In 1978 Gairy's police began arresting members of the opposition. Political leaders went into hiding and on 13th March 1979, Maurice Bishop of the New Jewel Movement led an overthrow of the government.

Gairy moved to the United States and lived in New York before moving to San Diego. He returned to Grenada in 1984 and after suffering a stroke died on 23rd August 1997.

Primary Sources

(1) United States State Department reported on the activities of Eric Gairy in 1978.

The formation of the infamous Mongoose Gang in 1970 - an illegal act since Gairy had no legal authority to establish law enforcement agencies outside the provision of the law of the state - unleashed a series of unspeakable atrocities against the Grenada citizenry, constitution a veritable reign of terror.

(2) Eric Gairy, speech (February 1972)

Take warning, my dear people, and remember that we, as human beings, can fool one another, but we cannot fool God. In Carriacou today, there are a number of organization that are being operated under the guise of social, cultural or even charitable intentions, but you know as well as I do, that their motives are very sinister and contrary to what the organizers profess them to be. You know too, that certain persons have been going around by night and day, telling lies, preaching hate, and like wolves in sheep clothing have been deceiving the poor people and robbing them of their much needed pennies, under false pretences. Beware, my dear people, and again remember that they are only fooling themselves, because we believe that there is a just God whom they cannot fool.
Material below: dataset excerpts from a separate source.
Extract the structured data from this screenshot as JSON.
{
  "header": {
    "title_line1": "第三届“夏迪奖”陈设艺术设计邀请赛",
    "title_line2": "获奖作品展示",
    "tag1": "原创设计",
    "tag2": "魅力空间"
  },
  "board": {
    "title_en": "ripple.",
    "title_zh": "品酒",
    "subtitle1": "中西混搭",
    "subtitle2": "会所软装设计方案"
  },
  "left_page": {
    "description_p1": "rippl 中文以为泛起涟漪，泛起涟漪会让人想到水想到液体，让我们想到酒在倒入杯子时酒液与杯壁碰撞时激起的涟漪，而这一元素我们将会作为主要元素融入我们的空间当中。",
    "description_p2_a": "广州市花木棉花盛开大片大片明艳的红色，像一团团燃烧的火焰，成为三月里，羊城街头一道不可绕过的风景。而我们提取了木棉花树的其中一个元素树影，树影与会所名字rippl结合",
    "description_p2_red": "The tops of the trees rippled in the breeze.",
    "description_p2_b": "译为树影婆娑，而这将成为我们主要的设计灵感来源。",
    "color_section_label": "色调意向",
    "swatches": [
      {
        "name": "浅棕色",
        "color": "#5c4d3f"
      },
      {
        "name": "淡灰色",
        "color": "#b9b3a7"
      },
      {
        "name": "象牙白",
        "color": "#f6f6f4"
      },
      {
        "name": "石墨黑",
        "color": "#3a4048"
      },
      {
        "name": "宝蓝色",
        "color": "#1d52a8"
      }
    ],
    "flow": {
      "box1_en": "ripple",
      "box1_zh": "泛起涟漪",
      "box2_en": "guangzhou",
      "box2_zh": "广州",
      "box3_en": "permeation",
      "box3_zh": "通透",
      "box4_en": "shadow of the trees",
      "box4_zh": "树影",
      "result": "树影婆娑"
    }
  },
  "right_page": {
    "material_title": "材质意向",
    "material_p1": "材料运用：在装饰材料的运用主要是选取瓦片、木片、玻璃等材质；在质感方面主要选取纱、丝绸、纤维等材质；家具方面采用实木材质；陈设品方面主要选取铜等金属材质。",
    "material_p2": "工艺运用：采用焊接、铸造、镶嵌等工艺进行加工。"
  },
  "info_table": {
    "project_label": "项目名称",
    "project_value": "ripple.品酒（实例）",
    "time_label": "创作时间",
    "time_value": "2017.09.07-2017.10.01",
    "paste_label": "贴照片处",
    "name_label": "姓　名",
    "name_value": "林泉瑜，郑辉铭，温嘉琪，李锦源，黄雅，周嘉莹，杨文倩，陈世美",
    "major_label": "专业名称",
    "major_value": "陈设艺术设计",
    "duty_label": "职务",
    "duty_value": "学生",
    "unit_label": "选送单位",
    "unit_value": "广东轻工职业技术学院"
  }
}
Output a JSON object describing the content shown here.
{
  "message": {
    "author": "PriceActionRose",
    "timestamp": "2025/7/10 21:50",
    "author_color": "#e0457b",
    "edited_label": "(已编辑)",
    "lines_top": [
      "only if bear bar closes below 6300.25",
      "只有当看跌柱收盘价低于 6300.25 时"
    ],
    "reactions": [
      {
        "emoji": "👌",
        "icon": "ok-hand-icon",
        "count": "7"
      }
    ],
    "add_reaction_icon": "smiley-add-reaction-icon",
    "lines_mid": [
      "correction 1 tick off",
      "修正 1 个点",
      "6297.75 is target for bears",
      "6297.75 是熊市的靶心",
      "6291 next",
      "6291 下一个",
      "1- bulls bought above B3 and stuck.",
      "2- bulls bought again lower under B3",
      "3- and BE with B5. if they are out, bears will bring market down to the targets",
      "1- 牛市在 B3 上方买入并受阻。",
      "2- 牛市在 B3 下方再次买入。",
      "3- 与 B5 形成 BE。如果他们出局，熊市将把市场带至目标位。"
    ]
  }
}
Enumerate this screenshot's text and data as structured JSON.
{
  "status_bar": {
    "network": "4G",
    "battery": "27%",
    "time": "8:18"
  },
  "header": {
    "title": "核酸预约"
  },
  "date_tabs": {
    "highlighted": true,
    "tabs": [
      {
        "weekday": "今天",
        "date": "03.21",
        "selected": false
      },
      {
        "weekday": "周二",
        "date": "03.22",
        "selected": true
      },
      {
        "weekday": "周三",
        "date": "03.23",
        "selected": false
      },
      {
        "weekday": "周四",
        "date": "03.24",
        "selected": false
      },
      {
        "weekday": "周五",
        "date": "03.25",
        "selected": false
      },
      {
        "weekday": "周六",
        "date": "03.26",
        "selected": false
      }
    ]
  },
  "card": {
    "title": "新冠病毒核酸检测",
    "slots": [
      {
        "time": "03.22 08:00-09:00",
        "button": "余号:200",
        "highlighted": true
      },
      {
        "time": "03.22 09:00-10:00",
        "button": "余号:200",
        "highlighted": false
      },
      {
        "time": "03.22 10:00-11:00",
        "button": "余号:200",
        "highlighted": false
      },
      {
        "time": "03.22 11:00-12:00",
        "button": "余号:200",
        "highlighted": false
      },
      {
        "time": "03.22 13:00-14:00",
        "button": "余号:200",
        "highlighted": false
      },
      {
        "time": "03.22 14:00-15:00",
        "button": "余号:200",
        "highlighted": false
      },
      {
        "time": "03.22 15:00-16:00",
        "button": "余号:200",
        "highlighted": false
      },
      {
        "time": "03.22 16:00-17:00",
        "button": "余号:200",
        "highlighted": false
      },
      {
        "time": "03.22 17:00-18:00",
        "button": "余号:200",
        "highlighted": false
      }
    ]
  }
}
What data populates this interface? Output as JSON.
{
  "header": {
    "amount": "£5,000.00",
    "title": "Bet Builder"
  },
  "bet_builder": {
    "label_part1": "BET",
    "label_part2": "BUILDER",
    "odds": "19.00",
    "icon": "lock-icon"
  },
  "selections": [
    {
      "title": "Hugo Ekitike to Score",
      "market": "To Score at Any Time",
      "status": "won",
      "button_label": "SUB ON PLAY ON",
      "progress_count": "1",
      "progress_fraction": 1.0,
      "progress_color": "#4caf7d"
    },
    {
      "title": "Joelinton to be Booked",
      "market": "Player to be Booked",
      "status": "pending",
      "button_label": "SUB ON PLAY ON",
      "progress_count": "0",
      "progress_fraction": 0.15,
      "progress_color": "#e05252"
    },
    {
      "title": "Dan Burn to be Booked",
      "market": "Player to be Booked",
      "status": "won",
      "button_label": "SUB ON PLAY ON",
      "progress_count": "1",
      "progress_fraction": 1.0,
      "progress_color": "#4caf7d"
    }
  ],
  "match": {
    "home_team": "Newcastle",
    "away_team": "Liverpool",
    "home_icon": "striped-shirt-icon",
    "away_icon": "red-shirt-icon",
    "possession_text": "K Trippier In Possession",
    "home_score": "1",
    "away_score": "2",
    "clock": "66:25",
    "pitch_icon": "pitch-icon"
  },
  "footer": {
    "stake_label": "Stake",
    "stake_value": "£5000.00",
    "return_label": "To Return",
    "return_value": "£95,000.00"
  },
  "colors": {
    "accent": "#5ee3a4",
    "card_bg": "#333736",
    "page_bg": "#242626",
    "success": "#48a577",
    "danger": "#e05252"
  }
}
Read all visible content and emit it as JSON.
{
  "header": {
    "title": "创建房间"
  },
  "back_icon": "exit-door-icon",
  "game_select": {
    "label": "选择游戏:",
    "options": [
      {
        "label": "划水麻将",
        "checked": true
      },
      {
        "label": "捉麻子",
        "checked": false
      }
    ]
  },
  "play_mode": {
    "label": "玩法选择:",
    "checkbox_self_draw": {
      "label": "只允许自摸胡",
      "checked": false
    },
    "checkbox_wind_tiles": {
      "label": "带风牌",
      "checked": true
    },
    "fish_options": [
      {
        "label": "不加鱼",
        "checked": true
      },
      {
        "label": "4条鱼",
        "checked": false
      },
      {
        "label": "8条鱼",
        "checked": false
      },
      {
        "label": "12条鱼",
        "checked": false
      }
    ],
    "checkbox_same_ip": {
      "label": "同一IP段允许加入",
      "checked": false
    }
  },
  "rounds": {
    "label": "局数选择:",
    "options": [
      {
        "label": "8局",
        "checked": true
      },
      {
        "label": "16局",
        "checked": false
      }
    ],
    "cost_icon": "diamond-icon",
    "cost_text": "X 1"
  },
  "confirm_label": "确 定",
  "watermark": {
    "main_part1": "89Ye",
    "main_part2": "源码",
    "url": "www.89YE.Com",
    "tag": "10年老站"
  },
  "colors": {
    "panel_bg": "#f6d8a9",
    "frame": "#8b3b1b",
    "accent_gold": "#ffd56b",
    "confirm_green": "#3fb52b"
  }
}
Obviously, this terrible drought situation is a consequence of the sinful way of life which prevails in Carriacou and Petit Martinique today. This sinful way of hate, of violence, of ungratefulness and of untruth is not the Way of God, but of men who represent the devil and his followers, and consequently are responsible for summoning the wrath of God upon us all."

(3) Eric Gairy, speech (7th February 1974)

We are now completely free, liberated, independent. In spite of a wicked, malicious, obstructive, destructive minority of noise-making self-publicists, God has heard our prayers. God has been merciful. God has triumphed.

(4) Maurice Bishop, speech (March, 1979)

Let me assure the people of Grenada that all democratic freedoms, including freedom of elections, religious and political opinion, will be fully restored to the people. People of Grenada, this revolution is for work, for food, for decent housing and health services, and for a bright future for our children and great grandchildren.